Faux avis sur le net : un sujet pas si nouveau…

Actuellement le sujet des faux avis des consommateurs fait débat. Les actions se multiplient mais pourquoi seulement maintenant ?

Dès 2007, Michel Yves Labbé (Fondateur de Directours, agence haut de gamme sur mesure)  évoquait l’advertposting : la fabrication de faux témoignages clients pour alimenter les sites d’information et d’e-commerce. En quelques jours , ce terme inconnu du net et peu employé dans le tourisme devenait réalité. Travaillant à ses cotés, nous étions assez surpris de cet engouement et  surtout très  curieux et impatients  pour  la suite.  

Puis plus rien.

Enfin, début 2011, Frédéric Lefebvre, Secrétaire d’Etat à la consommation, entame une campagne pour  régulariser les déviances des avis de consommateurs  sur Internet : la DGCCRF est  sur le pont  avec une grande enquête mystère auprès des sites e-commerce (dont 3 sites de voyage, les noms sont restés secrets…) et parallèlement l’AFNOR (Association Française de Normalisation) travaille sur une normalisation des avis.

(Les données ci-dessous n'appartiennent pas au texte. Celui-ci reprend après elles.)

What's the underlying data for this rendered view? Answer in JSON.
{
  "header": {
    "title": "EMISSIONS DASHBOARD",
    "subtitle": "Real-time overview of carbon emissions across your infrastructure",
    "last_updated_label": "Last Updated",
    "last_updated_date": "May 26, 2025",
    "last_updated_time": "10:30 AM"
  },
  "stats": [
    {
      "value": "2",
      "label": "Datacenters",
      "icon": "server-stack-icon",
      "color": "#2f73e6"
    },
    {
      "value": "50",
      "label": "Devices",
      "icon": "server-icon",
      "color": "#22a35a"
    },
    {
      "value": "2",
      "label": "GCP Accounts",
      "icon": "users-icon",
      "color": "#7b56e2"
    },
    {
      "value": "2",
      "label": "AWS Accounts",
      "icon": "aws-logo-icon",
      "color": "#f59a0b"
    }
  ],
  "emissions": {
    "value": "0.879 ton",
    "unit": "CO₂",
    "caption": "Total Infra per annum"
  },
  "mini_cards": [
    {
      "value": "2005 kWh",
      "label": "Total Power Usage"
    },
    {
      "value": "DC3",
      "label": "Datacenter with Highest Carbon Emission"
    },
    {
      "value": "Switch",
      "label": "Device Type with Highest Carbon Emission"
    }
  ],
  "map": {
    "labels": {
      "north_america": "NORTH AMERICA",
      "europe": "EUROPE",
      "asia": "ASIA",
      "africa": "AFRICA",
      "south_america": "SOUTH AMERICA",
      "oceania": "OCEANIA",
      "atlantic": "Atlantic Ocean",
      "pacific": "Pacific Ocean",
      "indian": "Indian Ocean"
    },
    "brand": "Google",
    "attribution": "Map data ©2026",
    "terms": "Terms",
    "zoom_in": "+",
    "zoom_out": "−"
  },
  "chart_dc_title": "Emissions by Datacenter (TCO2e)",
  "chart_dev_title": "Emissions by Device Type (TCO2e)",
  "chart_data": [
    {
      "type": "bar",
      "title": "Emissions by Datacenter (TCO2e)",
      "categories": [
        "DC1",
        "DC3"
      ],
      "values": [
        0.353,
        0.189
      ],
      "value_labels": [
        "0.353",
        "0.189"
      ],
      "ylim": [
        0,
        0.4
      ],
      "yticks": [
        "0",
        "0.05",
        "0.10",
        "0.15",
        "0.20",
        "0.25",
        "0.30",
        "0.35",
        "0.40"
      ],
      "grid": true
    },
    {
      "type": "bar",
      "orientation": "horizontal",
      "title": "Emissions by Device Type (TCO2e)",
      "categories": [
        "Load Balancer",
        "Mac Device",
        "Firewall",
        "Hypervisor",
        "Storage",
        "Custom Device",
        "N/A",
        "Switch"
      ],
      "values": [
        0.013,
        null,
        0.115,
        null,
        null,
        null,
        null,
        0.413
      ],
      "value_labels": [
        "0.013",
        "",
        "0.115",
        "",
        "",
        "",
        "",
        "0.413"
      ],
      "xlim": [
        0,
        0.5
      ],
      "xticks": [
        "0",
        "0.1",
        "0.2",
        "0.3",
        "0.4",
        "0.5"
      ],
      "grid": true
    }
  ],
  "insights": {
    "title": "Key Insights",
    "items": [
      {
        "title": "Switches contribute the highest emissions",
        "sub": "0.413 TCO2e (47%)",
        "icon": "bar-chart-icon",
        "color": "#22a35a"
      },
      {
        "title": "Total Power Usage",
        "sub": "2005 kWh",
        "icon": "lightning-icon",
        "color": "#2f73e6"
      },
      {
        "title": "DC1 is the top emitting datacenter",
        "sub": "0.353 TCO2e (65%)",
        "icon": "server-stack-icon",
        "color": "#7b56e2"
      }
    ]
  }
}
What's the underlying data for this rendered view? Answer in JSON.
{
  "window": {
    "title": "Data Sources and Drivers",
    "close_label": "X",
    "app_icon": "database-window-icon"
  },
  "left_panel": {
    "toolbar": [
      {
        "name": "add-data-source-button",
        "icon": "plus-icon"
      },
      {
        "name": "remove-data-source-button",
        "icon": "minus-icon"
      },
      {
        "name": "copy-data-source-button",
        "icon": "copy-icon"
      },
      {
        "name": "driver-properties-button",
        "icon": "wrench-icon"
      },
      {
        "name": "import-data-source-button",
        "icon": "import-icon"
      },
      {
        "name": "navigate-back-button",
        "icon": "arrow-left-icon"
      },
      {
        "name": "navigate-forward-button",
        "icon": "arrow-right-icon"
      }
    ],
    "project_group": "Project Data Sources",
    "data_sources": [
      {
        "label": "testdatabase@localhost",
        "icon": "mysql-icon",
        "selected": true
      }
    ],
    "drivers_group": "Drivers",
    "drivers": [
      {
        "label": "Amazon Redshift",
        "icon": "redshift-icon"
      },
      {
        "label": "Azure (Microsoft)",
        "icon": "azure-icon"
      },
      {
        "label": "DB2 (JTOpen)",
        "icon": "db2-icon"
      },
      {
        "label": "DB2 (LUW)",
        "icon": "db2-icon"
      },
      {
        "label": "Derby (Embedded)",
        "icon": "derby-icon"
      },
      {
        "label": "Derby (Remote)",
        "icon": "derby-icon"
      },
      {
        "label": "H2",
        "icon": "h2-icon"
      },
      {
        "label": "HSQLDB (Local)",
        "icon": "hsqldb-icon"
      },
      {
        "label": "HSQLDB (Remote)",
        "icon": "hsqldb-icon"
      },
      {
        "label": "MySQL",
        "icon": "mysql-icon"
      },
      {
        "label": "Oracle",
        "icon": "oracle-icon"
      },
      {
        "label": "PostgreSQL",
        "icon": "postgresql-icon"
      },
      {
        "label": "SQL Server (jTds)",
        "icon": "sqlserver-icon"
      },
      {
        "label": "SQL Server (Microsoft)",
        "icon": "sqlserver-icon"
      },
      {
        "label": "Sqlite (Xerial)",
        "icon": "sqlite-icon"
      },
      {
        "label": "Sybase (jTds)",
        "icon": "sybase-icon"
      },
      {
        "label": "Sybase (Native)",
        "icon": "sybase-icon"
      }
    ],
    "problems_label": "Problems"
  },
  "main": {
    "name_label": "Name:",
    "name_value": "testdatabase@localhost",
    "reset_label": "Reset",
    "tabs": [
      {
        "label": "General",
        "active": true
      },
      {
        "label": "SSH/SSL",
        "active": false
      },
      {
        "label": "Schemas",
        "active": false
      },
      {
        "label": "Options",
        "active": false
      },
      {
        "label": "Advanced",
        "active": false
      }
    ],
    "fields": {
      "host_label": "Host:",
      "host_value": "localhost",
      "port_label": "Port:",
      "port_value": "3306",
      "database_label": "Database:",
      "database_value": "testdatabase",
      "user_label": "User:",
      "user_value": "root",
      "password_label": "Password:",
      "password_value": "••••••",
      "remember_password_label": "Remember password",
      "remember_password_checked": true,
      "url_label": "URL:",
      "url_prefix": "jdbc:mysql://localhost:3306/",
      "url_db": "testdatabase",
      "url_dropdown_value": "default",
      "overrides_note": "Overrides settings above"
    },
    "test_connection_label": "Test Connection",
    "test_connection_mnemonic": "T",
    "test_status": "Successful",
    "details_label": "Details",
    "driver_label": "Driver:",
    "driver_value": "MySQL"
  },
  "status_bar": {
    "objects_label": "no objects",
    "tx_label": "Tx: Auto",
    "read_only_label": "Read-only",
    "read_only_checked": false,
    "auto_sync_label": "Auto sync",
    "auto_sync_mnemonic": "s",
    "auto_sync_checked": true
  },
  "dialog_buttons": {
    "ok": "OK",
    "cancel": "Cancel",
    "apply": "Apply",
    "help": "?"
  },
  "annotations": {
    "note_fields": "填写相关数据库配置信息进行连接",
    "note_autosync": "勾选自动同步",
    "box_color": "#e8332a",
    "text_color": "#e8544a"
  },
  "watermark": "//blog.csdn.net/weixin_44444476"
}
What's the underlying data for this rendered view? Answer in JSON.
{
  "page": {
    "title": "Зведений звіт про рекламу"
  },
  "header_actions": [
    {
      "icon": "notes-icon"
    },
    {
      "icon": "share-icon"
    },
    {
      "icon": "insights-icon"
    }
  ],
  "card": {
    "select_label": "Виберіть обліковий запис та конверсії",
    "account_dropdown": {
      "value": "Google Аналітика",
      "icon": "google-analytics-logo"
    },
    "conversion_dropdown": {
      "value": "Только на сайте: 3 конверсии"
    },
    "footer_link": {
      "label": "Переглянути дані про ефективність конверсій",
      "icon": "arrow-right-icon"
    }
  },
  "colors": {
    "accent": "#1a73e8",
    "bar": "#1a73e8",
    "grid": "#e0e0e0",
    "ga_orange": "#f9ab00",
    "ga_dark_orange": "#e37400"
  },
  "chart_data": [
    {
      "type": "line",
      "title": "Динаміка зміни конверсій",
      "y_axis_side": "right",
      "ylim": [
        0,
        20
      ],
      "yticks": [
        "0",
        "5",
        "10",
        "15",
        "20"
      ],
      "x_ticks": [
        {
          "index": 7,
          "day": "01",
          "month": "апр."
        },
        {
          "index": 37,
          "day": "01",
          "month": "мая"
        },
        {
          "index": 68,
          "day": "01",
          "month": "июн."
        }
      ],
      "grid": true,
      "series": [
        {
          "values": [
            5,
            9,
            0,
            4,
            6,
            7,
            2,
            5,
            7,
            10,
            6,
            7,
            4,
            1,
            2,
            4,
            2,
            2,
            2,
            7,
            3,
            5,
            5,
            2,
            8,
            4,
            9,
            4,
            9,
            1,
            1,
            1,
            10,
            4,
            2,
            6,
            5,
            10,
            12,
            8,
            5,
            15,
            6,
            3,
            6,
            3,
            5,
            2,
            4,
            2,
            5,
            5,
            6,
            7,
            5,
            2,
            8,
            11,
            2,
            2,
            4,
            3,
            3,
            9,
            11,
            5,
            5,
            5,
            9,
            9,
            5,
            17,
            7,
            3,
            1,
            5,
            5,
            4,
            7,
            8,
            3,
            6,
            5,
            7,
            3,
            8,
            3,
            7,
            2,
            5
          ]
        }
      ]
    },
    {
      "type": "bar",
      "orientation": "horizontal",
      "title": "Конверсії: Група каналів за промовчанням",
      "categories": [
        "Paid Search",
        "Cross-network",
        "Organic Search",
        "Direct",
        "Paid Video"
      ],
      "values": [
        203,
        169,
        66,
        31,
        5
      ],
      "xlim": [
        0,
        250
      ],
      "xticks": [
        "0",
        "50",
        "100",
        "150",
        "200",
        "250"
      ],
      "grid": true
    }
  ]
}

Mais que s’est il passé pendant plus de trois ans avec ces fameux faux avis de voyageurs sur le net ?

Deux phénomènes :

L’économie des sites d’avis est devenue florissante. Certains groupes réalisent plus de résultats avec leurs sites d’avis de voyage qu’avec leur site de ventes de voyages. Pensez donc : un site d’avis n’emmène pas de client en voyage, ne gère pas de stock ou de centre d’appel… les coûts sont donc moindres, même si le volume d’avis constitue une vraie barrière à l’entrée. Les sites d’avis sont les comparateurs d’hier, en plus rentable.
Le deuxième phénomène est que l’artisanat de la triche a laissé place à l’industrie : des sociétés de  e-réputation, des pratiques douteuses, dont celles mises en évidence par les Inrockuptibles, ont fait leur apparition. Aujourd’hui, un faux avis de voyageur s’évalue en euros, comme un fan Facebook. Les astuces utilisées sont facilement décelables par les professionnels (nous en avions montré quelques unes) mais pas forcément identifiables par les consommateurs.

Comment contrer cette déferlante de faux avis,  trompant le consommateur et pénalisant ceux qui jouent la transparence et affichent des avis ?

Chacun y va de son appellation (avis recommandés, avis vérifiés, contributeur devant mettre sa photo…) mais le fond du problème reste la confiance. Nous avons déterminé que les clefs de cette confiance, tant pour les consommateurs que pour les hôteliers et les distributeurs, repose sur 2 piliers:

* que l’avis émane d’une personne qui a réellement séjourné dans l’établissement (no stay, no say),
* que le diffuseur de l’avis n’a pas filtré les avis et gardé uniquement les meilleurs pour mettre en avant son offre commerciale.

Depuis 2006, par exemple, nous disons chez Vinivi , que seul un tiers de confiance peut réaliser ce travail, un tiers qui a tout intérêt à être crédible, tant aux yeux des consommateurs qu’aux yeux des distributeurs et des hôteliers.
En son temps et sur un autre domaine, eBay a réussi à mettre en place un système basé sur la confiance. C’est le modèle dont nous nous inspirons.

Pourquoi un tel engouement des avis clients sur les sites e-commerce ?

Les avis rassurent l’acheteur potentiel et le guident dans son acte d’achat (avis de qualité = internaute fidélisé). Ils permettent également aux sites d’ajouter un contenu riche et actualisé, mais surtout d’accroître le taux de conversion. Le voyagiste Voyage Loisirs, qui a mis en place sur son site des avis certifiés, a augmenté son taux de conversion de 30%.
La normalisation AFNOR donnera des pistes dans la mise en place des avis de consommateurs. Une position intéressante à défendre est celle d’un tiers de confiance pour gérer les commentaires clients des sociétés commerciales.